St. Gregory of Nazianzus (329-389), whose father was St. Gregory the Elder, whose mother was St. Nonna, was born before his father became the Bishop of Nazianzus. His parents observed celibacy after the father's ordination, in accordance with the tradition. The younger Gregory reared in this family had more talent as an orator than administrator. He is characterized by Tixerant as "a man of a somewhat weak and inconstant character and a thinker of little originality, but the most eloquent of all theologians, who knows how to explain luminously, for the benefit of the weakest intelligences, the loftiest mysteries of faith" (II,7). The Greek language flowed from his pen and tongue with a classic beauty, power, elegance, and eloquence, which none of the Fathers have rivaled. He became known as the "Christian Demosthenes."
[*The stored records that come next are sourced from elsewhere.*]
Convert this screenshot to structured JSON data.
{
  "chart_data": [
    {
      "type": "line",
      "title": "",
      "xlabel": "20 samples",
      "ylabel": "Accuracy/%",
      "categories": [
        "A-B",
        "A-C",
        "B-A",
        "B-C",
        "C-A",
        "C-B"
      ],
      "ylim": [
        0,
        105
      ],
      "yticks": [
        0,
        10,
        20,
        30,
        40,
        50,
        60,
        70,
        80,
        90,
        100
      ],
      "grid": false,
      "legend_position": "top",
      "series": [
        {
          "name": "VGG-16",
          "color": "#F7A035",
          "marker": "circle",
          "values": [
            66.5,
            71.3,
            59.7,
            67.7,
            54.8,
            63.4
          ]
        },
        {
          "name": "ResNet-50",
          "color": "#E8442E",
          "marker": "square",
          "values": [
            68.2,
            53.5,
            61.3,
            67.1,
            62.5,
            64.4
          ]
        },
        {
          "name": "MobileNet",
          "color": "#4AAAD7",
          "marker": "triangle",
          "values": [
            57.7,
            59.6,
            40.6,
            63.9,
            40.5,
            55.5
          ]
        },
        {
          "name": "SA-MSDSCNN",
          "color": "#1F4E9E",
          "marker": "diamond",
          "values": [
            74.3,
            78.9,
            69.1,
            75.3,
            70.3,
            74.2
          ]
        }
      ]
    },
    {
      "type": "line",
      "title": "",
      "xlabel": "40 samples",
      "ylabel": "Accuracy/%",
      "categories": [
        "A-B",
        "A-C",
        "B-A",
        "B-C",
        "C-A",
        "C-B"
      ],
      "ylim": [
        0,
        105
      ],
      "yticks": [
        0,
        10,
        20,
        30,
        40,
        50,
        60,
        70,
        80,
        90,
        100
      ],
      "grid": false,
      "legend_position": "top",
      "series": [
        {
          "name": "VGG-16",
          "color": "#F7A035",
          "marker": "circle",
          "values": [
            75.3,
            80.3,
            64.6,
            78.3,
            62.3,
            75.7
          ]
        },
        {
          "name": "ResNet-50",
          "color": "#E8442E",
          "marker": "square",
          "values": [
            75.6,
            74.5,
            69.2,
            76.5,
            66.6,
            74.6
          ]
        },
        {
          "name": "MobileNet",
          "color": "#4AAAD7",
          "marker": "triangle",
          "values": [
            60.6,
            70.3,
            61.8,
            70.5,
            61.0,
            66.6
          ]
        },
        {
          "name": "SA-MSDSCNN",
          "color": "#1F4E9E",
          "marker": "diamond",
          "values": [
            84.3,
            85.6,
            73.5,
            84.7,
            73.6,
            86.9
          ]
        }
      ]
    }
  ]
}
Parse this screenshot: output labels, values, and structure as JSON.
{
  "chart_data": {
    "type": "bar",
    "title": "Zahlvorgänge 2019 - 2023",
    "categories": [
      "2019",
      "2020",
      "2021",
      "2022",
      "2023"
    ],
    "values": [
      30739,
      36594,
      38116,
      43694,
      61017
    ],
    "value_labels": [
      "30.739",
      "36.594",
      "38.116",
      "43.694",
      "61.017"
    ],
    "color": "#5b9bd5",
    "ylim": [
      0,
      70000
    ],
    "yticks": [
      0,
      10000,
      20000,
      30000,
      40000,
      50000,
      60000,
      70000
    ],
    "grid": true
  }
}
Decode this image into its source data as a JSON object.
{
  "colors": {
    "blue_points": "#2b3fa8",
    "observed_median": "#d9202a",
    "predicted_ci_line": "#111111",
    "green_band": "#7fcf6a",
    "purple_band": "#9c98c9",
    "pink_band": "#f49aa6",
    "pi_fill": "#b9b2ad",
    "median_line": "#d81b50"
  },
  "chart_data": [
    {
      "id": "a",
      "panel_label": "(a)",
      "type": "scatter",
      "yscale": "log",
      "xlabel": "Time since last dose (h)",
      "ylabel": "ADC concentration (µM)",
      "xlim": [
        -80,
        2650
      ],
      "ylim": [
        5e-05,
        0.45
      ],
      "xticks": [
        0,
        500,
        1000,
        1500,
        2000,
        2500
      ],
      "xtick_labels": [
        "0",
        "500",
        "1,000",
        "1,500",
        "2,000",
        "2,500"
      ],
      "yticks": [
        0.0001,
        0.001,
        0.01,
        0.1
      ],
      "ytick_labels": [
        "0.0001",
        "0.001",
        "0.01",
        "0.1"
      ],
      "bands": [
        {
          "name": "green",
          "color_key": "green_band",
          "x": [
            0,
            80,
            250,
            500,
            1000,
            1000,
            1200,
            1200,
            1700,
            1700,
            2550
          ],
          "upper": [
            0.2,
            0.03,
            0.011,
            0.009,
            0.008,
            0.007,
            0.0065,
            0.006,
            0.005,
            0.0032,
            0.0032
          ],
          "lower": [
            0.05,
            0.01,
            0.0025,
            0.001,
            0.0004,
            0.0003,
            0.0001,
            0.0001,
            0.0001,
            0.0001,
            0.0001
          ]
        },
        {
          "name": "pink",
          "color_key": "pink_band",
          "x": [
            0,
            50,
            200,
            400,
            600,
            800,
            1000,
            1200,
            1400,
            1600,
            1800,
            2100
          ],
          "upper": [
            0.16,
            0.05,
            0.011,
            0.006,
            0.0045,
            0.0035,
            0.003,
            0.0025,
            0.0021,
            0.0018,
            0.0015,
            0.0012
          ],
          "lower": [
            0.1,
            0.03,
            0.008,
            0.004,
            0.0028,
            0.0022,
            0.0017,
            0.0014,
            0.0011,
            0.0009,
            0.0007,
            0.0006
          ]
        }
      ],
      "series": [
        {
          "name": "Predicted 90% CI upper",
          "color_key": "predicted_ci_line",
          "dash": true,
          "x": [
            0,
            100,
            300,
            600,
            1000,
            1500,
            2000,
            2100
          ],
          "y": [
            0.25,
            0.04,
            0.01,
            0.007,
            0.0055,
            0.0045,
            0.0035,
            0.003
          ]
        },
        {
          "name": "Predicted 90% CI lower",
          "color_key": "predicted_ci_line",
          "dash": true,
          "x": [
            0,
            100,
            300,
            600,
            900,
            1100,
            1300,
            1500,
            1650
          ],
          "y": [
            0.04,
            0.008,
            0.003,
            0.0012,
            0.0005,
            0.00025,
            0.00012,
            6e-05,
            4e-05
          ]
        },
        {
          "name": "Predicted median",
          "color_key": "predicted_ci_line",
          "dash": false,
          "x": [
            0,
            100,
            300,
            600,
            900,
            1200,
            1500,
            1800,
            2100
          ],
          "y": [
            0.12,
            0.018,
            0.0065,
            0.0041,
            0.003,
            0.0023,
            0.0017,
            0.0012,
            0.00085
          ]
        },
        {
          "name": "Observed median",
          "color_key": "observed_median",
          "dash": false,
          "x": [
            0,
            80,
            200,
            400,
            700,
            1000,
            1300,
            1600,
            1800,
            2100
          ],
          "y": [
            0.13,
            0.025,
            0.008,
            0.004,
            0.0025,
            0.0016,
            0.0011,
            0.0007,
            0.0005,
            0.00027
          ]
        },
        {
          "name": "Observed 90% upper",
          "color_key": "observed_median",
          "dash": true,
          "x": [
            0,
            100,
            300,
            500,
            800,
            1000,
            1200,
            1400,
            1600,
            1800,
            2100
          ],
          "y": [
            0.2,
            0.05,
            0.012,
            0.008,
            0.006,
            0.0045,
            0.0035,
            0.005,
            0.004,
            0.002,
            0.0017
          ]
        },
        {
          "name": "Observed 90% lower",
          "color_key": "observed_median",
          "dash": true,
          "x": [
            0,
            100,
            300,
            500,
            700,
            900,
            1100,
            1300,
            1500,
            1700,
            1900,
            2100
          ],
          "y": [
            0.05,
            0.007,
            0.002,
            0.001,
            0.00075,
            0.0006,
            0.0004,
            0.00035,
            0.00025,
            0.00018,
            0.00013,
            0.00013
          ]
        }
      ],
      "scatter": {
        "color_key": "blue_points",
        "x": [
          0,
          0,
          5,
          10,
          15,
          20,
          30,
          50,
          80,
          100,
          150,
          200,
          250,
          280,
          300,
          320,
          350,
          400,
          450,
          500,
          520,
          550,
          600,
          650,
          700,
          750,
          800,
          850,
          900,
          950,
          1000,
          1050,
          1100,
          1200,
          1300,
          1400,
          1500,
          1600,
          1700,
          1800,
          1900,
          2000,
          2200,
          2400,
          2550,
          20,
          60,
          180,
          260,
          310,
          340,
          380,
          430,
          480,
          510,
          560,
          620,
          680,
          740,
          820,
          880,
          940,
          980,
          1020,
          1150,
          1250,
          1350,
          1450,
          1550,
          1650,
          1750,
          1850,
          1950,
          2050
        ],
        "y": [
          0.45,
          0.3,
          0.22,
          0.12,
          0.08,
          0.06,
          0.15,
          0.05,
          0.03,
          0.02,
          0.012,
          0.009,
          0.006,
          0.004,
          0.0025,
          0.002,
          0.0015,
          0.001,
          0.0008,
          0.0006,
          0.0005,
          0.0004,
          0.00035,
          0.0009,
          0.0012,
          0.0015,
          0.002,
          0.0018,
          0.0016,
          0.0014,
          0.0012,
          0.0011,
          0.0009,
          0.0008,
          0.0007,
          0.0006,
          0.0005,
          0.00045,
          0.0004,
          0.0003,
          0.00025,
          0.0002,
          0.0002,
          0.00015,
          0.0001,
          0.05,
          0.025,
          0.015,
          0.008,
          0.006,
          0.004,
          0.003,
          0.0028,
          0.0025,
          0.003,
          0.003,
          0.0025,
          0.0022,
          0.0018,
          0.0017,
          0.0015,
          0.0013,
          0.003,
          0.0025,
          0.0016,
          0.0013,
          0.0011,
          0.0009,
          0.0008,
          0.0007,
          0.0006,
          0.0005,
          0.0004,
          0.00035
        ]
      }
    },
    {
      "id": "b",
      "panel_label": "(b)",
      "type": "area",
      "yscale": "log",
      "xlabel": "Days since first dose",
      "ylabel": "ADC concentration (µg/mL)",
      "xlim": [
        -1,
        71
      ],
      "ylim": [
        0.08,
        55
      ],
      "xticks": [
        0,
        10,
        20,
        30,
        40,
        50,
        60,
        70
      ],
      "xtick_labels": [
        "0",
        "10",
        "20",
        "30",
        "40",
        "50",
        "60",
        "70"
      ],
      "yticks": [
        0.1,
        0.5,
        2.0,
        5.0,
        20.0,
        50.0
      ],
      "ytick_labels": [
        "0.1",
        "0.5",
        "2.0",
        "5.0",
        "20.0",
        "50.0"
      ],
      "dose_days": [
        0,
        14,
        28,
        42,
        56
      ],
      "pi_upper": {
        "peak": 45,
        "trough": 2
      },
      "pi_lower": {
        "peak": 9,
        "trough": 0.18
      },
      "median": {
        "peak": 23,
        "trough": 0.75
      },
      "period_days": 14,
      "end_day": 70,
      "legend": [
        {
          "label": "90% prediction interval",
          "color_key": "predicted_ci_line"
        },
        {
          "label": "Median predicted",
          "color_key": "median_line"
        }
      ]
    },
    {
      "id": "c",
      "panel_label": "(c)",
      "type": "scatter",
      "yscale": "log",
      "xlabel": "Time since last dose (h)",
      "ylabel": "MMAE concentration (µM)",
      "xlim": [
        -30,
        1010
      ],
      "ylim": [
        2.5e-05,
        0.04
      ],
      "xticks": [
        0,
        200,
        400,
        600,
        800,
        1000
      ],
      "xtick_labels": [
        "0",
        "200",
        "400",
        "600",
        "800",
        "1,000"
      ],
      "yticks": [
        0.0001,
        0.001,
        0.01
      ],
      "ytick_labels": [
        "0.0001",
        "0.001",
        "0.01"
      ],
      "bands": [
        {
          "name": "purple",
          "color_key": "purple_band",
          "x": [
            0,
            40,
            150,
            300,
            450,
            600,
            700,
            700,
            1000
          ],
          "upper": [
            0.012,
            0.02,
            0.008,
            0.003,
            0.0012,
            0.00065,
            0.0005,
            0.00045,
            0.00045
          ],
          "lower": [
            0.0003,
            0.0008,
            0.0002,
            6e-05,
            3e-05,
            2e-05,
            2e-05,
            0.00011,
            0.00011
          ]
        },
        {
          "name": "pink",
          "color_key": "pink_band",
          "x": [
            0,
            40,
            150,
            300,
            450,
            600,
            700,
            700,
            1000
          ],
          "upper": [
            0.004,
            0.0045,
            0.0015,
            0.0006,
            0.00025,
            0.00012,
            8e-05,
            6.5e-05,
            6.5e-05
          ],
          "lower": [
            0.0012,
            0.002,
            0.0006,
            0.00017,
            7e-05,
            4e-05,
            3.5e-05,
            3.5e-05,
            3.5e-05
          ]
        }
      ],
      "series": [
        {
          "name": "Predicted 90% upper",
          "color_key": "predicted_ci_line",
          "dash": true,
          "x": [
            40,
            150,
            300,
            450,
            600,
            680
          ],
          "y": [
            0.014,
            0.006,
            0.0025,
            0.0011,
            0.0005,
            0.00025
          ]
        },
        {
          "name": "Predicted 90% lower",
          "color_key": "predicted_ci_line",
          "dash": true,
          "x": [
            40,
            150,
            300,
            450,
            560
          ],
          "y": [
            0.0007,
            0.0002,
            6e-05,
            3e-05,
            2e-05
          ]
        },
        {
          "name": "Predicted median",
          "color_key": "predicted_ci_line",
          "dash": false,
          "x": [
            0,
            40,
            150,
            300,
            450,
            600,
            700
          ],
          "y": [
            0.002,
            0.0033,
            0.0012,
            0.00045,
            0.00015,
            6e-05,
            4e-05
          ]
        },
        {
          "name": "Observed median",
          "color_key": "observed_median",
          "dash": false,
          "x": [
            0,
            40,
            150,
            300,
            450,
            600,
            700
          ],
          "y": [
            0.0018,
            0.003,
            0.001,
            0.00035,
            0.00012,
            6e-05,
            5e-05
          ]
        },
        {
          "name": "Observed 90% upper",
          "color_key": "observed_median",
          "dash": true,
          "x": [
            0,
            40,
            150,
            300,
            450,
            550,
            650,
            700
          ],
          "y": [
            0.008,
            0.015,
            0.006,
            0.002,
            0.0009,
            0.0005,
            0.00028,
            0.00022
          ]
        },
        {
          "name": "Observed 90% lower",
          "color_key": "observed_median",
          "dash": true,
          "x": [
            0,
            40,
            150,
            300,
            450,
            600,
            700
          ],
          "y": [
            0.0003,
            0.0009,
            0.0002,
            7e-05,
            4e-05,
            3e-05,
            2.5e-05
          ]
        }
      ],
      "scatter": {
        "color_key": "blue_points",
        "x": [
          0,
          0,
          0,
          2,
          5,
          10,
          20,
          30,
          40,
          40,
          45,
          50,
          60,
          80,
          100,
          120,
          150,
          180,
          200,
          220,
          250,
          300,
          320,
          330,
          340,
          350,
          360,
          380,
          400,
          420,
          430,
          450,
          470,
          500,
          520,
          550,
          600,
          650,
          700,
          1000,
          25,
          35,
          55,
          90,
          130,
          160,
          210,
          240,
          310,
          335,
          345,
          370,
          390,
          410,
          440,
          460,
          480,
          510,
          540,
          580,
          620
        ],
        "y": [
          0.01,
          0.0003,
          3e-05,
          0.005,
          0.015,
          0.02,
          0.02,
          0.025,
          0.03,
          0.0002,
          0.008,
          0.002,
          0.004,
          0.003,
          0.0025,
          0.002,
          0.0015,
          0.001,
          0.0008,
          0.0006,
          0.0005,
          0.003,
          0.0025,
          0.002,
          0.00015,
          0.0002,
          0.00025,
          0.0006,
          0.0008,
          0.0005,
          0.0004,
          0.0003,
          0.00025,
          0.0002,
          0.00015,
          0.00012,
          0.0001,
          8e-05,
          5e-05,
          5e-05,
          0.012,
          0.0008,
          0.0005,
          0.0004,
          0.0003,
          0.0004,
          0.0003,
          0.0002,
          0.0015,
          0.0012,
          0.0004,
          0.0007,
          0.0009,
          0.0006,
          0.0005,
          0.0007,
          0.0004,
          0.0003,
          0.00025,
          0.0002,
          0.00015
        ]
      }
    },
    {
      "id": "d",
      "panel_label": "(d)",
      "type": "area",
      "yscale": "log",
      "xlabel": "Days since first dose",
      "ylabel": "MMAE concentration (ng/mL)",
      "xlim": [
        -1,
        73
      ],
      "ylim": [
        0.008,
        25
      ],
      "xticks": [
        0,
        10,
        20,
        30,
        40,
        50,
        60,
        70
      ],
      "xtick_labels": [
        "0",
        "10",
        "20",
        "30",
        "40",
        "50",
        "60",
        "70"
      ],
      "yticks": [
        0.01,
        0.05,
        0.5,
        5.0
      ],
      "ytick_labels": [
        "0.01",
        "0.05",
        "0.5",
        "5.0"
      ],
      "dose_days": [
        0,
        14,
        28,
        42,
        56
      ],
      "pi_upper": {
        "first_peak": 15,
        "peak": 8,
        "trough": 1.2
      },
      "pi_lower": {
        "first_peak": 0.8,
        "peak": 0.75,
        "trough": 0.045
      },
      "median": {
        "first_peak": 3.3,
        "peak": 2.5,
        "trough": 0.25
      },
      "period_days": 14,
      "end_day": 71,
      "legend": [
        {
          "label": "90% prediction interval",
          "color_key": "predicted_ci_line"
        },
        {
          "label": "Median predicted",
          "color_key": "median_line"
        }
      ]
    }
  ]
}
This Gregory stated trenchantly that "Adam closed heaven, as he had closed (the garden of) paradise, to all his descendants" (In Psalm 118,4,2). The sin of Adam is also "our sin" and is therefore in us (Orat. 19,3; see Tennant, 318). But we are not at all totally depraved, and our wills remain free. Christ, though an offspring of Adam, was not begotten by a human father, and therefore by-passed the route by which offspring inherit original sin from their parents.

Gregory of Nyssa (c.330-c.395), "was neither an out-standing administrator and monastic legislator like Basil, nor an attractive preacher and poet like Gregory of Nazianzus. But as a speculative theologian and mystic he is certainly the most gifted of the three great Cappadocians" (Quasten, Patrology III, 254). Brushing aside the claim of Origen that human souls pre-existed in another world before they were imprisoned into human bodies on this earth, he had Adam and Eve begin their existence on this earth. But he then made the paradise of Adam and Eve into an exotic world, essentially different from the one we know. Origen had claimed that members of our present human race had previously tasted a heaven-like life in another and higher world. Gregory doesn't avert to a former life, but holds that paradise itself was a place and condition where our first parents once lived almost like the angels.

The sin of our first parents brought death into the world, made man to be mortal, and subjected him to the downward pull of concupiscence, said Gregory of Nyssa, a forerunner now to Augustine. Our whole nature was weakened, he added for good measure, and our understanding was darkened when sin entered this angelic paradise (De orat. domin. 4; see Tennant, 323). Had our first parents not sinned, they would have lived much as the angels, not marrying nor being married, nor generating offspring. They would have multiplied after the manner of the angels (De Hom. Opif. cc.16,17; Tennant 320). (This supposition was never adopted by the Church.)

To partake of Adam's nature by descent is to participate also in his post-sin condition, and in his Fall. This inborn sin is removed by Baptism (Orat. Cat. c. 35; Tennant, 322). Gregory thereby asserts that death which is now natural to us, and concupiscence, and a hereditary moral taint on the soul, are consequences of original sin. We inherit all this from Adam. The stage is now set for further elaboration of these concepts by the great mind of St. Augustine.